Dr. Yusuf — who is leading the launch of IBM's generative AI product, "watsonx" — is focused on, among other things, increased efficiency via AI.

"We're talking about meaningful improvements in productivity," said Yusuf. "In the HR use case we've been seeing 40% improvement in productivity for HR professionals because they are able to dynamically work through a task — opening a job requisition in one place, say, Austin, and another, say, in Toronto. These are different pieces of paper, different policies that need to be activated, and AI can help quickly assemble and bring to the fore."

However, Yusuf is similarly aware of the need to prioritize AI ethics amid this growth and productivity spree.

"In the context of business, ethics and transparency are really important," he said. "Do you know where the data that the model has trained on has come from? You cannot hallucinate in the business context as a whole, so that then drives how we do what we do [with AI]."

Attendees walk past a Twitch logo painted on stairs during opening day of E3, the annual video games expo revealing the latest in gaming software and hardware in Los Angeles, California, U.S., June 11, 2019.  REUTERS/Mike Blake
Robust community guidelines: a Twitch logo painted on the stairs at an E3 games conference in Los Angeles. (REUTERS/Mike Blake) (Mike Blake / Reuters)

Tom Verrilli, chief product officer at Amazon's (AMZN) Twitch

Verrilli told Yahoo Finance that AI will be able to solve some of the problems that Yusuf worries about — and this is particularly true when it comes to safety on the internet.

"We have a really robust set of community guidelines, and we don't talk about it a lot, but we have a really effective set of machine learning teams who work to spot patterns or bots," Verrilli said. "We have a whole bunch of automated detections to try and keep Twitch safe. At the channel level, it's important that we give creators the tools to build the community they want rather than to impose one on them. We also have auto mode, where, on something like 64 different levels, you can vary what type of content you want to allow a channel."

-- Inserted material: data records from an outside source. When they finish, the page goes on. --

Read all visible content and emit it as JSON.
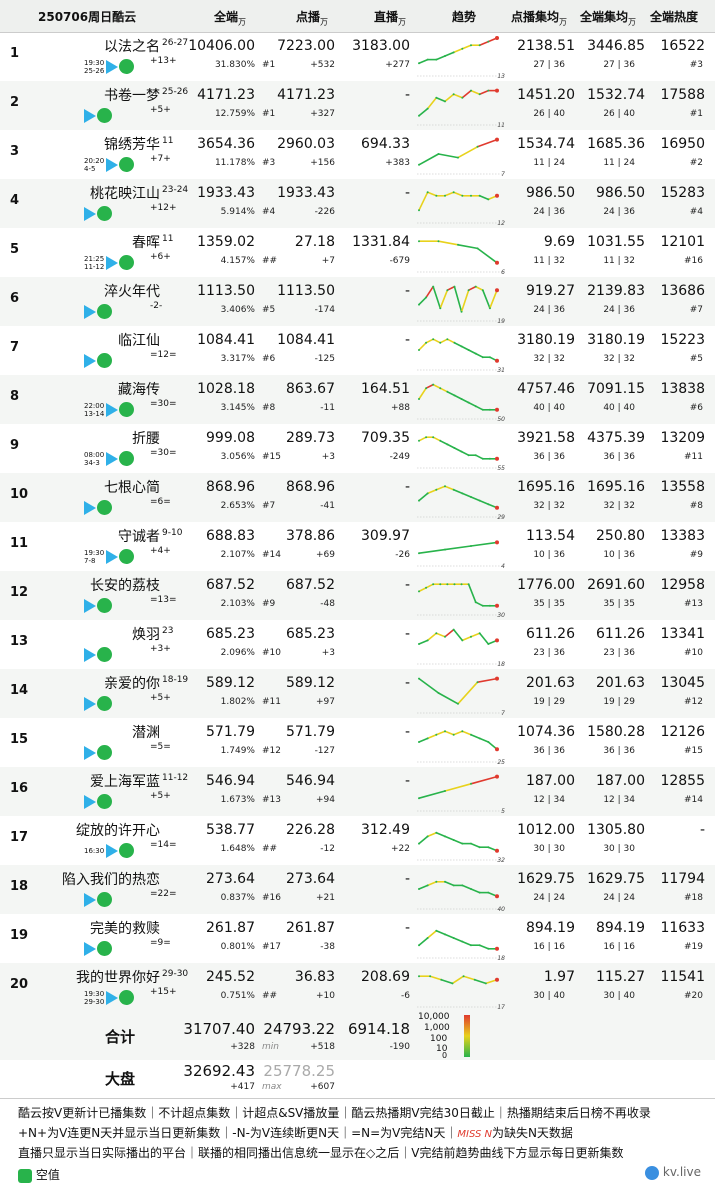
{
  "header": {
    "title": "250706周日酷云",
    "col_all": "全端",
    "col_vod": "点播",
    "col_live": "直播",
    "col_trend": "趋势",
    "col_vod_avg": "点播集均",
    "col_all_avg": "全端集均",
    "col_heat": "全端热度",
    "unit": "万"
  },
  "rows": [
    {
      "rank": "1",
      "name": "以法之名",
      "ep": "26-27",
      "time": "19:30",
      "date": "25-26",
      "chg": "+13+",
      "all": "10406.00",
      "share": "31.830%",
      "vod": "7223.00",
      "vod_rank": "#1",
      "vod_chg": "+532",
      "live": "3183.00",
      "live_chg": "+277",
      "vod_avg": "2138.51",
      "vod_avg_sub": "27 | 36",
      "all_avg": "3446.85",
      "all_avg_sub": "27 | 36",
      "heat": "16522",
      "heat_rank": "#3",
      "trend_end": "13",
      "trend": [
        3,
        4,
        4,
        5,
        6,
        7,
        8,
        8,
        9,
        10
      ]
    },
    {
      "rank": "2",
      "name": "书卷一梦",
      "ep": "25-26",
      "time": "",
      "date": "",
      "chg": "+5+",
      "all": "4171.23",
      "share": "12.759%",
      "vod": "4171.23",
      "vod_rank": "#1",
      "vod_chg": "+327",
      "live": "-",
      "live_chg": "",
      "vod_avg": "1451.20",
      "vod_avg_sub": "26 | 40",
      "all_avg": "1532.74",
      "all_avg_sub": "26 | 40",
      "heat": "17588",
      "heat_rank": "#1",
      "trend_end": "11",
      "trend": [
        2,
        4,
        7,
        6,
        8,
        7,
        9,
        8,
        9,
        9
      ]
    },
    {
      "rank": "3",
      "name": "锦绣芳华",
      "ep": "11",
      "time": "20:20",
      "date": "4-5",
      "chg": "+7+",
      "all": "3654.36",
      "share": "11.178%",
      "vod": "2960.03",
      "vod_rank": "#3",
      "vod_chg": "+156",
      "live": "694.33",
      "live_chg": "+383",
      "vod_avg": "1534.74",
      "vod_avg_sub": "11 | 24",
      "all_avg": "1685.36",
      "all_avg_sub": "11 | 24",
      "heat": "16950",
      "heat_rank": "#2",
      "trend_end": "7",
      "trend": [
        2,
        5,
        4,
        7,
        9
      ]
    },
    {
      "rank": "4",
      "name": "桃花映江山",
      "ep": "23-24",
      "time": "",
      "date": "",
      "chg": "+12+",
      "all": "1933.43",
      "share": "5.914%",
      "vod": "1933.43",
      "vod_rank": "#4",
      "vod_chg": "-226",
      "live": "-",
      "live_chg": "",
      "vod_avg": "986.50",
      "vod_avg_sub": "24 | 36",
      "all_avg": "986.50",
      "all_avg_sub": "24 | 36",
      "heat": "15283",
      "heat_rank": "#4",
      "trend_end": "12",
      "trend": [
        3,
        8,
        7,
        7,
        8,
        7,
        7,
        7,
        6,
        7
      ]
    },
    {
      "rank": "5",
      "name": "春晖",
      "ep": "11",
      "time": "21:25",
      "date": "11-12",
      "chg": "+6+",
      "all": "1359.02",
      "share": "4.157%",
      "vod": "27.18",
      "vod_rank": "##",
      "vod_chg": "+7",
      "live": "1331.84",
      "live_chg": "-679",
      "vod_avg": "9.69",
      "vod_avg_sub": "11 | 32",
      "all_avg": "1031.55",
      "all_avg_sub": "11 | 32",
      "heat": "12101",
      "heat_rank": "#16",
      "trend_end": "6",
      "trend": [
        8,
        8,
        7,
        6,
        2
      ]
    },
    {
      "rank": "6",
      "name": "淬火年代",
      "ep": "",
      "time": "",
      "date": "",
      "chg": "-2-",
      "all": "1113.50",
      "share": "3.406%",
      "vod": "1113.50",
      "vod_rank": "#5",
      "vod_chg": "-174",
      "live": "-",
      "live_chg": "",
      "vod_avg": "919.27",
      "vod_avg_sub": "24 | 36",
      "all_avg": "2139.83",
      "all_avg_sub": "24 | 36",
      "heat": "13686",
      "heat_rank": "#7",
      "trend_end": "19",
      "trend": [
        4,
        6,
        9,
        3,
        8,
        9,
        2,
        8,
        9,
        8,
        3,
        8
      ]
    },
    {
      "rank": "7",
      "name": "临江仙",
      "ep": "",
      "time": "",
      "date": "",
      "chg": "=12=",
      "all": "1084.41",
      "share": "3.317%",
      "vod": "1084.41",
      "vod_rank": "#6",
      "vod_chg": "-125",
      "live": "-",
      "live_chg": "",
      "vod_avg": "3180.19",
      "vod_avg_sub": "32 | 32",
      "all_avg": "3180.19",
      "all_avg_sub": "32 | 32",
      "heat": "15223",
      "heat_rank": "#5",
      "trend_end": "31",
      "trend": [
        5,
        7,
        8,
        7,
        8,
        7,
        6,
        5,
        4,
        3,
        3,
        2
      ]
    },
    {
      "rank": "8",
      "name": "藏海传",
      "ep": "",
      "time": "22:00",
      "date": "13-14",
      "chg": "=30=",
      "all": "1028.18",
      "share": "3.145%",
      "vod": "863.67",
      "vod_rank": "#8",
      "vod_chg": "-11",
      "live": "164.51",
      "live_chg": "+88",
      "vod_avg": "4757.46",
      "vod_avg_sub": "40 | 40",
      "all_avg": "7091.15",
      "all_avg_sub": "40 | 40",
      "heat": "13838",
      "heat_rank": "#6",
      "trend_end": "50",
      "trend": [
        5,
        8,
        9,
        8,
        7,
        6,
        5,
        4,
        3,
        2,
        2,
        2
      ]
    },
    {
      "rank": "9",
      "name": "折腰",
      "ep": "",
      "time": "08:00",
      "date": "34-3",
      "chg": "=30=",
      "all": "999.08",
      "share": "3.056%",
      "vod": "289.73",
      "vod_rank": "#15",
      "vod_chg": "+3",
      "live": "709.35",
      "live_chg": "-249",
      "vod_avg": "3921.58",
      "vod_avg_sub": "36 | 36",
      "all_avg": "4375.39",
      "all_avg_sub": "36 | 36",
      "heat": "13209",
      "heat_rank": "#11",
      "trend_end": "55",
      "trend": [
        7,
        8,
        8,
        7,
        6,
        5,
        4,
        3,
        3,
        2,
        2,
        2
      ]
    },
    {
      "rank": "10",
      "name": "七根心简",
      "ep": "",
      "time": "",
      "date": "",
      "chg": "=6=",
      "all": "868.96",
      "share": "2.653%",
      "vod": "868.96",
      "vod_rank": "#7",
      "vod_chg": "-41",
      "live": "-",
      "live_chg": "",
      "vod_avg": "1695.16",
      "vod_avg_sub": "32 | 32",
      "all_avg": "1695.16",
      "all_avg_sub": "32 | 32",
      "heat": "13558",
      "heat_rank": "#8",
      "trend_end": "29",
      "trend": [
        4,
        6,
        7,
        8,
        7,
        6,
        5,
        4,
        3,
        2
      ]
    },
    {
      "rank": "11",
      "name": "守诚者",
      "ep": "9-10",
      "time": "19:30",
      "date": "7-8",
      "chg": "+4+",
      "all": "688.83",
      "share": "2.107%",
      "vod": "378.86",
      "vod_rank": "#14",
      "vod_chg": "+69",
      "live": "309.97",
      "live_chg": "-26",
      "vod_avg": "113.54",
      "vod_avg_sub": "10 | 36",
      "all_avg": "250.80",
      "all_avg_sub": "10 | 36",
      "heat": "13383",
      "heat_rank": "#9",
      "trend_end": "4",
      "trend": [
        3,
        4,
        5,
        6
      ]
    },
    {
      "rank": "12",
      "name": "长安的荔枝",
      "ep": "",
      "time": "",
      "date": "",
      "chg": "=13=",
      "all": "687.52",
      "share": "2.103%",
      "vod": "687.52",
      "vod_rank": "#9",
      "vod_chg": "-48",
      "live": "-",
      "live_chg": "",
      "vod_avg": "1776.00",
      "vod_avg_sub": "35 | 35",
      "all_avg": "2691.60",
      "all_avg_sub": "35 | 35",
      "heat": "12958",
      "heat_rank": "#13",
      "trend_end": "30",
      "trend": [
        6,
        7,
        8,
        8,
        8,
        8,
        8,
        8,
        3,
        2,
        2,
        2
      ]
    },
    {
      "rank": "13",
      "name": "焕羽",
      "ep": "23",
      "time": "",
      "date": "",
      "chg": "+3+",
      "all": "685.23",
      "share": "2.096%",
      "vod": "685.23",
      "vod_rank": "#10",
      "vod_chg": "+3",
      "live": "-",
      "live_chg": "",
      "vod_avg": "611.26",
      "vod_avg_sub": "23 | 36",
      "all_avg": "611.26",
      "all_avg_sub": "23 | 36",
      "heat": "13341",
      "heat_rank": "#10",
      "trend_end": "18",
      "trend": [
        5,
        6,
        8,
        7,
        9,
        6,
        7,
        8,
        5,
        6
      ]
    },
    {
      "rank": "14",
      "name": "亲爱的你",
      "ep": "18-19",
      "time": "",
      "date": "",
      "chg": "+5+",
      "all": "589.12",
      "share": "1.802%",
      "vod": "589.12",
      "vod_rank": "#11",
      "vod_chg": "+97",
      "live": "-",
      "live_chg": "",
      "vod_avg": "201.63",
      "vod_avg_sub": "19 | 29",
      "all_avg": "201.63",
      "all_avg_sub": "19 | 29",
      "heat": "13045",
      "heat_rank": "#12",
      "trend_end": "7",
      "trend": [
        9,
        5,
        2,
        8,
        9
      ]
    },
    {
      "rank": "15",
      "name": "潜渊",
      "ep": "",
      "time": "",
      "date": "",
      "chg": "=5=",
      "all": "571.79",
      "share": "1.749%",
      "vod": "571.79",
      "vod_rank": "#12",
      "vod_chg": "-127",
      "live": "-",
      "live_chg": "",
      "vod_avg": "1074.36",
      "vod_avg_sub": "36 | 36",
      "all_avg": "1580.28",
      "all_avg_sub": "36 | 36",
      "heat": "12126",
      "heat_rank": "#15",
      "trend_end": "25",
      "trend": [
        5,
        6,
        7,
        8,
        7,
        8,
        7,
        6,
        5,
        3
      ]
    },
    {
      "rank": "16",
      "name": "爱上海军蓝",
      "ep": "11-12",
      "time": "",
      "date": "",
      "chg": "+5+",
      "all": "546.94",
      "share": "1.673%",
      "vod": "546.94",
      "vod_rank": "#13",
      "vod_chg": "+94",
      "live": "-",
      "live_chg": "",
      "vod_avg": "187.00",
      "vod_avg_sub": "12 | 34",
      "all_avg": "187.00",
      "all_avg_sub": "12 | 34",
      "heat": "12855",
      "heat_rank": "#14",
      "trend_end": "5",
      "trend": [
        3,
        5,
        7,
        9
      ]
    },
    {
      "rank": "17",
      "name": "绽放的许开心",
      "ep": "",
      "time": "16:30",
      "date": "",
      "chg": "=14=",
      "all": "538.77",
      "share": "1.648%",
      "vod": "226.28",
      "vod_rank": "##",
      "vod_chg": "-12",
      "live": "312.49",
      "live_chg": "+22",
      "vod_avg": "1012.00",
      "vod_avg_sub": "30 | 30",
      "all_avg": "1305.80",
      "all_avg_sub": "30 | 30",
      "heat": "-",
      "heat_rank": "",
      "trend_end": "32",
      "trend": [
        4,
        6,
        7,
        6,
        5,
        4,
        4,
        3,
        3,
        2
      ]
    },
    {
      "rank": "18",
      "name": "陷入我们的热恋",
      "ep": "",
      "time": "",
      "date": "",
      "chg": "=22=",
      "all": "273.64",
      "share": "0.837%",
      "vod": "273.64",
      "vod_rank": "#16",
      "vod_chg": "+21",
      "live": "-",
      "live_chg": "",
      "vod_avg": "1629.75",
      "vod_avg_sub": "24 | 24",
      "all_avg": "1629.75",
      "all_avg_sub": "24 | 24",
      "heat": "11794",
      "heat_rank": "#18",
      "trend_end": "40",
      "trend": [
        5,
        6,
        7,
        7,
        6,
        6,
        5,
        4,
        4,
        3
      ]
    },
    {
      "rank": "19",
      "name": "完美的救赎",
      "ep": "",
      "time": "",
      "date": "",
      "chg": "=9=",
      "all": "261.87",
      "share": "0.801%",
      "vod": "261.87",
      "vod_rank": "#17",
      "vod_chg": "-38",
      "live": "-",
      "live_chg": "",
      "vod_avg": "894.19",
      "vod_avg_sub": "16 | 16",
      "all_avg": "894.19",
      "all_avg_sub": "16 | 16",
      "heat": "11633",
      "heat_rank": "#19",
      "trend_end": "18",
      "trend": [
        3,
        5,
        7,
        6,
        5,
        4,
        3,
        3,
        2,
        2
      ]
    },
    {
      "rank": "20",
      "name": "我的世界你好",
      "ep": "29-30",
      "time": "19:30",
      "date": "29-30",
      "chg": "+15+",
      "all": "245.52",
      "share": "0.751%",
      "vod": "36.83",
      "vod_rank": "##",
      "vod_chg": "+10",
      "live": "208.69",
      "live_chg": "-6",
      "vod_avg": "1.97",
      "vod_avg_sub": "30 | 40",
      "all_avg": "115.27",
      "all_avg_sub": "30 | 40",
      "heat": "11541",
      "heat_rank": "#20",
      "trend_end": "17",
      "trend": [
        8,
        8,
        7,
        6,
        8,
        7,
        6,
        7
      ]
    }
  ],
  "total": {
    "label": "合计",
    "all": "31707.40",
    "all_chg": "+328",
    "vod": "24793.22",
    "vod_note": "min",
    "vod_chg": "+518",
    "live": "6914.18",
    "live_chg": "-190"
  },
  "market": {
    "label": "大盘",
    "all": "32692.43",
    "all_chg": "+417",
    "vod": "25778.25",
    "vod_note": "max",
    "vod_chg": "+607"
  },
  "legend": {
    "max": "10,000",
    "mid1": "1,000",
    "mid2": "100",
    "mid3": "10",
    "min": "0"
  },
  "footer": {
    "line1": "酷云按V更新计已播集数｜不计超点集数｜计超点&SV播放量｜酷云热播期V完结30日截止｜热播期结束后日榜不再收录",
    "line2": "+N+为V连更N天并显示当日更新集数｜-N-为V连续断更N天｜=N=为V完结N天｜",
    "line2_miss": "MISS N",
    "line2_b": "为缺失N天数据",
    "line3": "直播只显示当日实际播出的平台｜联播的相同播出信息统一显示在◇之后｜V完结前趋势曲线下方显示每日更新集数",
    "brand": "空值",
    "watermark": "kv.live"
  },
  "colors": {
    "green": "#28b34b",
    "yellow": "#e8d21c",
    "red": "#e03a2e"
  },
  "chart_data": {
    "type": "table",
    "title": "250706周日酷云",
    "columns": [
      "全端",
      "点播",
      "直播",
      "点播集均",
      "全端集均",
      "全端热度"
    ],
    "unit": "万",
    "rows": [
      [
        "以法之名",
        10406.0,
        7223.0,
        3183.0,
        2138.51,
        3446.85,
        16522
      ],
      [
        "书卷一梦",
        4171.23,
        4171.23,
        null,
        1451.2,
        1532.74,
        17588
      ],
      [
        "锦绣芳华",
        3654.36,
        2960.03,
        694.33,
        1534.74,
        1685.36,
        16950
      ],
      [
        "桃花映江山",
        1933.43,
        1933.43,
        null,
        986.5,
        986.5,
        15283
      ],
      [
        "春晖",
        1359.02,
        27.18,
        1331.84,
        9.69,
        1031.55,
        12101
      ],
      [
        "淬火年代",
        1113.5,
        1113.5,
        null,
        919.27,
        2139.83,
        13686
      ],
      [
        "临江仙",
        1084.41,
        1084.41,
        null,
        3180.19,
        3180.19,
        15223
      ],
      [
        "藏海传",
        1028.18,
        863.67,
        164.51,
        4757.46,
        7091.15,
        13838
      ],
      [
        "折腰",
        999.08,
        289.73,
        709.35,
        3921.58,
        4375.39,
        13209
      ],
      [
        "七根心简",
        868.96,
        868.96,
        null,
        1695.16,
        1695.16,
        13558
      ],
      [
        "守诚者",
        688.83,
        378.86,
        309.97,
        113.54,
        250.8,
        13383
      ],
      [
        "长安的荔枝",
        687.52,
        687.52,
        null,
        1776.0,
        2691.6,
        12958
      ],
      [
        "焕羽",
        685.23,
        685.23,
        null,
        611.26,
        611.26,
        13341
      ],
      [
        "亲爱的你",
        589.12,
        589.12,
        null,
        201.63,
        201.63,
        13045
      ],
      [
        "潜渊",
        571.79,
        571.79,
        null,
        1074.36,
        1580.28,
        12126
      ],
      [
        "爱上海军蓝",
        546.94,
        546.94,
        null,
        187.0,
        187.0,
        12855
      ],
      [
        "绽放的许开心",
        538.77,
        226.28,
        312.49,
        1012.0,
        1305.8,
        null
      ],
      [
        "陷入我们的热恋",
        273.64,
        273.64,
        null,
        1629.75,
        1629.75,
        11794
      ],
      [
        "完美的救赎",
        261.87,
        261.87,
        null,
        894.19,
        894.19,
        11633
      ],
      [
        "我的世界你好",
        245.52,
        36.83,
        208.69,
        1.97,
        115.27,
        11541
      ]
    ]
  }
}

He added: "We're really lucky to have millions of community mods because the emotional investment I have in your channel makes me want to protect it as a longtime viewer."

Sita Chantramonklasri, founder at Siam Capital

Chantramonklasri, who founded a VC fund focusing on the intersection of sustainability and tech and has made numerous investments in the space, believes there are opportunities at the AI and sustainability crossroads.

"The application of AI to climate and sustainability is going to be the difference between whether we do or don't get where we need to be in five years, 10 years, 20 years [in terms of climate change]," said Chantramonklasri. "AI is obviously a catchall phrase, but how I'm referring to it here is to describe this transformative technology that has the potential to close the gap on the data we have and the data we need – in some cases, that data's never existed before."

Navrina Singh, CEO at Credo AI

Singh said that there's a Sword of Damocles that hangs over AI's head, including the many existential risks that experts often focus on. But, she said, overreacting to worst-case scenarios isn't the best way to move forward. Fear of risks can be a "distraction" and take the focus away from the hard work of, say, developing regulations.

"The learning that we're going to get from solving problems right now is going to better equip us for future problems that systems are going to expose...very quickly," she said.